California Law Requires Pet Stores to Sell Dogs and Cats From Shelters


The new 2019 law limits the types of pets retail stores can sell in California. 

Retail pet stores in California sell kittens, rabbits, and puppies only from a rescue organization. Such strict rules on pet stores prevent cruelty to animals. Retailers sell live dogs, cats and rabbits from a public animal control agency, shelter, or humane society group. California is the first state in the country to implement such legislation. 

The San Diego Humane Society is one of the local organizations monitoring retail pet stores to make sure they follow the new rules.

Individuals are still allowed to buy from private breeders, the stores, though, are prohibited to do so. The new law is going to impact taxation. Till now more than $250 million a year was spent to house and euthanize shelter animals. 

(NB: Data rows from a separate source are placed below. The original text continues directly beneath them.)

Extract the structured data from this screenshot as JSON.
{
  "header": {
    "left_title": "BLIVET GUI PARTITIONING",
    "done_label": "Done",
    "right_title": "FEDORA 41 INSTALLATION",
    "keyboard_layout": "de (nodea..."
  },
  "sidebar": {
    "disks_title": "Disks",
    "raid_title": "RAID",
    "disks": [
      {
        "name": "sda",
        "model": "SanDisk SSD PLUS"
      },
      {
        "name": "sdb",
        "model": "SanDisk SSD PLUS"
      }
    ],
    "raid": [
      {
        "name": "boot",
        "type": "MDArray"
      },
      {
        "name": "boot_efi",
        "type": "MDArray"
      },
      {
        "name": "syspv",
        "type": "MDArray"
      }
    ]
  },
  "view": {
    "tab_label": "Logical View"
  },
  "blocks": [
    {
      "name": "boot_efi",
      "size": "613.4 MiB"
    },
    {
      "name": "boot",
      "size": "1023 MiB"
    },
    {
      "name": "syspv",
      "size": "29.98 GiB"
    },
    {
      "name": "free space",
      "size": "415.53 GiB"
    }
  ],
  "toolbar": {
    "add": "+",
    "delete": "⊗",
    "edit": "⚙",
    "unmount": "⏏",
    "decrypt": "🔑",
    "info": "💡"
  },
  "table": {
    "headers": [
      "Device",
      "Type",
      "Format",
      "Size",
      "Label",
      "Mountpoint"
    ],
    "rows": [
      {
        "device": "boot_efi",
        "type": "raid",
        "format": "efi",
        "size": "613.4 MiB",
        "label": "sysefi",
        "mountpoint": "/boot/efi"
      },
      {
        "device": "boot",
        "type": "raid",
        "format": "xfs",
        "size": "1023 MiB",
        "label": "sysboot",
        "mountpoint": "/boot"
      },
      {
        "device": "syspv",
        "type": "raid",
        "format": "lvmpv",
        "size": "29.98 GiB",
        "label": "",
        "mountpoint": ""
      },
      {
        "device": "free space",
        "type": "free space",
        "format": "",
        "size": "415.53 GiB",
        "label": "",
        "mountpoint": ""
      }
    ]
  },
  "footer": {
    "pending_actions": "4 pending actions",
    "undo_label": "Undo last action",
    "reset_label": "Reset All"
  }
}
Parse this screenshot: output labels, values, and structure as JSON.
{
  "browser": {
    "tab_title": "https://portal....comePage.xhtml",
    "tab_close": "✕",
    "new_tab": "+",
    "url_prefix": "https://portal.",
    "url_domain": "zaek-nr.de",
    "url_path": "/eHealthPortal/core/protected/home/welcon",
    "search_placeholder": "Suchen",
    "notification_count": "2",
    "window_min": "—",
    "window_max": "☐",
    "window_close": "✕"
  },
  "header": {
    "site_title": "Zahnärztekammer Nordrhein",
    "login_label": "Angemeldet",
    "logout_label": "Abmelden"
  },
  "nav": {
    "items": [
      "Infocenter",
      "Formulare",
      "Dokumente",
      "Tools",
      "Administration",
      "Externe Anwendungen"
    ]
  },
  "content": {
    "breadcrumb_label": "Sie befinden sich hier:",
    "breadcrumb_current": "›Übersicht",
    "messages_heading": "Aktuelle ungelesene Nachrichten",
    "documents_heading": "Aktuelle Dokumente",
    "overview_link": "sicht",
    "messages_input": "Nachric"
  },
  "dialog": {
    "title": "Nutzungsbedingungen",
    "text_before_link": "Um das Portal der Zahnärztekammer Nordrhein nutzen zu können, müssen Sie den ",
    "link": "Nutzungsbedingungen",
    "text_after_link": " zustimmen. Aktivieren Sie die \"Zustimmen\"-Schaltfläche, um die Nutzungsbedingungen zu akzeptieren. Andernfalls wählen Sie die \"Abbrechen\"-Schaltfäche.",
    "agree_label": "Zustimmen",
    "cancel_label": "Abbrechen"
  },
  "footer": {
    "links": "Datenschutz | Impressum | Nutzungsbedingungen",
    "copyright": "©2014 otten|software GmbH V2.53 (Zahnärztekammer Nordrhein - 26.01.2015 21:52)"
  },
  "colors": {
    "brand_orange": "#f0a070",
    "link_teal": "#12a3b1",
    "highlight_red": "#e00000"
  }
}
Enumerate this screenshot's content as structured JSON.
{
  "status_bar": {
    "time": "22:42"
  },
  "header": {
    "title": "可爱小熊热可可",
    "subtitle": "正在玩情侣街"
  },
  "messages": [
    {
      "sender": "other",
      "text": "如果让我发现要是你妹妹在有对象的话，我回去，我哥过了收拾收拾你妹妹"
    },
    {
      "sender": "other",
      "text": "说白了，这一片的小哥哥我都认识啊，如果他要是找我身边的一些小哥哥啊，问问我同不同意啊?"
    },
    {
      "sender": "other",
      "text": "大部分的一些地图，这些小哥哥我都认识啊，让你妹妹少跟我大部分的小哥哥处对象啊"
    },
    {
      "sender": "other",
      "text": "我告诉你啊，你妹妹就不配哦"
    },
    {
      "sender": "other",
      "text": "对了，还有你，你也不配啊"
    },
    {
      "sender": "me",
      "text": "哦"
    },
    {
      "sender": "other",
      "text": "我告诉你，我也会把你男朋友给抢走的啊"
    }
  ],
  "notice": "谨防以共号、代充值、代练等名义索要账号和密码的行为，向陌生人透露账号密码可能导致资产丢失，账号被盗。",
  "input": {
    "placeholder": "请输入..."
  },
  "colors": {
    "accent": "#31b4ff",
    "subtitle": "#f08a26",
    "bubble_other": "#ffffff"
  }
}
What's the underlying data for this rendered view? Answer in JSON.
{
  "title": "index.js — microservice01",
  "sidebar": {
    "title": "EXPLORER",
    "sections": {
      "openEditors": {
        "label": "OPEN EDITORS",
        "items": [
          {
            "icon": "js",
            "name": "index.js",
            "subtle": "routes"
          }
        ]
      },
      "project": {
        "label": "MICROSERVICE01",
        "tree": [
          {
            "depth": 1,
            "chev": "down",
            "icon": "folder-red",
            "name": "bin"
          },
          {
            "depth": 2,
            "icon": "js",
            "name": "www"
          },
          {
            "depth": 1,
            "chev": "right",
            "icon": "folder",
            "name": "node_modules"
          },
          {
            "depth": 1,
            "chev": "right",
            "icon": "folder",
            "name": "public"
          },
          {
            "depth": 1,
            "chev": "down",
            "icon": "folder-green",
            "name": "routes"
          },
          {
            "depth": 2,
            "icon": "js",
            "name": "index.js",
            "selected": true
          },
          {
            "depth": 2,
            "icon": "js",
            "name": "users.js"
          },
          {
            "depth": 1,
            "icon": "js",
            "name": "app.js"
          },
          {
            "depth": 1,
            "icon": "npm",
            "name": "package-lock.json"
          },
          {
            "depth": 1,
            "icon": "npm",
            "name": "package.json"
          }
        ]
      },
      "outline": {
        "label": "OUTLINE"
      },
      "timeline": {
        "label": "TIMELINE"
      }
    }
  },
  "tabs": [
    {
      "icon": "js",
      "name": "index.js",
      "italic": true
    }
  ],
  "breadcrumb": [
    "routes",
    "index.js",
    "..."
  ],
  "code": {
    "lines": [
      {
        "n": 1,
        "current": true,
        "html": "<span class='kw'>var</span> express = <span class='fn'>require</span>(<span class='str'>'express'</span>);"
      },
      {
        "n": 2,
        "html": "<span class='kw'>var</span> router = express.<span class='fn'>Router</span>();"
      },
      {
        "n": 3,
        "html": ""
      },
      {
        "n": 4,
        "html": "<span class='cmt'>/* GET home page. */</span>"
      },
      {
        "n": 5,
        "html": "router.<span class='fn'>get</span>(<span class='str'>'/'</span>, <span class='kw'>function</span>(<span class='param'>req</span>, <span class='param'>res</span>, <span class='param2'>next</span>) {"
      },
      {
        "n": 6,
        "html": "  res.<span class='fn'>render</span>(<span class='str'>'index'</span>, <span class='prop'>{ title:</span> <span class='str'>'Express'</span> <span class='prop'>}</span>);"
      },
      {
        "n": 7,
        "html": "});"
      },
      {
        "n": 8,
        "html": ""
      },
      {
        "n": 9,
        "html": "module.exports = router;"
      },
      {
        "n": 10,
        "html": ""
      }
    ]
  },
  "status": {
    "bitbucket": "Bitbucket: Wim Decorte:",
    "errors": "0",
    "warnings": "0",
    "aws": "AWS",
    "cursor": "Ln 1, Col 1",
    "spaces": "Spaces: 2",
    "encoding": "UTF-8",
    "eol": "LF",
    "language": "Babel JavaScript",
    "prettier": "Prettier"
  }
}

The stores required to keep records of each pet source for at least a year, and provide it to the public animal control agencies or shelters whenever requested. Another new state law will allow judges in divorce proceedings to consider the best interests of pets and create custody arrangements for them. This law will change current regard for pets as property and improve pet protection.

The farm bill is another form of federal protection for cats and dogs. One of the provisions in it is banning the slaughter and trade of those animals for human consumption. Oddly enough, it was legal in 44 states to turn cats and dogs into food. 

The current trend to the better is significant.